The sooner MPS I is diagnosed, the earlier it can be managed

A child with Mucopolysaccharidosis (MPS) type I

Early diagnosis is important. The earlier MPS I is diagnosed, the sooner the disease management can begin. Your doctor might not initially suspect that you or your loved one has MPS I. This may be because some of the early signs and symptoms associated with MPS I look like other illnesses. As MPS I is rare, it is also possible that not all doctors have experience with it. Unfortunately, some patients may have seen several specialists before a diagnosis of MPS I is made.

To confirm a diagnosis, you, your child, or someone you care about may have undergone:

Enzyme testing

Enzyme testing:

Those with MPS I will have lower or absent levels of alpha-L-iduronidase (IDUA) enzyme activity in their blood or skin cells, which a doctor can detect using an enzyme test.

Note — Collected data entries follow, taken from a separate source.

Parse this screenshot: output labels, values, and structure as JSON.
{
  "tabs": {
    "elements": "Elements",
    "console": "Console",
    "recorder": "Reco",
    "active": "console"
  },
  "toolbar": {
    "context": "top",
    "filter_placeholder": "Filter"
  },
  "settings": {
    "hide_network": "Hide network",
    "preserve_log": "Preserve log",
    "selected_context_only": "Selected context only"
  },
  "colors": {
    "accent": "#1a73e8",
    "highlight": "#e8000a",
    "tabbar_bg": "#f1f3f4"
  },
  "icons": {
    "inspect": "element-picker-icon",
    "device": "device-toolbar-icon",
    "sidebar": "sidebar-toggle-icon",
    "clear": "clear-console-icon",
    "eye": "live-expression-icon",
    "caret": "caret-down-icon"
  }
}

Enzyme testing can confirm the MPS I diagnosis.

DNA testing

DNA testing:

The alterations to the IDUA gene that cause MPS I can be detected via a DNA test. DNA testing can confirm the MPS I diagnosis.

Urine testing

Urine testing:

Most individuals with MPS I have GAG levels in their urine that are higher than normal. Urinary GAG testing can be a helpful assessment for MPS I diagnosis and monitoring.

Look out for your loved ones

  • Genetic counseling can help you better understand the inheritance of MPS I. A genetic counselor can give you advice on who out of your family is at risk of having or being a carrier for MPS I, and whether the wider family needs to be told. They can help you and your family to make informed medical and personal decisions based on the risks.
  • Family screening can help your family members quickly find out if they have, or are a carrier for, MPS I.

GAG, glycosaminoglycan; IDUA, α-L-iduronidase; MPS I, mucopolysaccharidosis type I.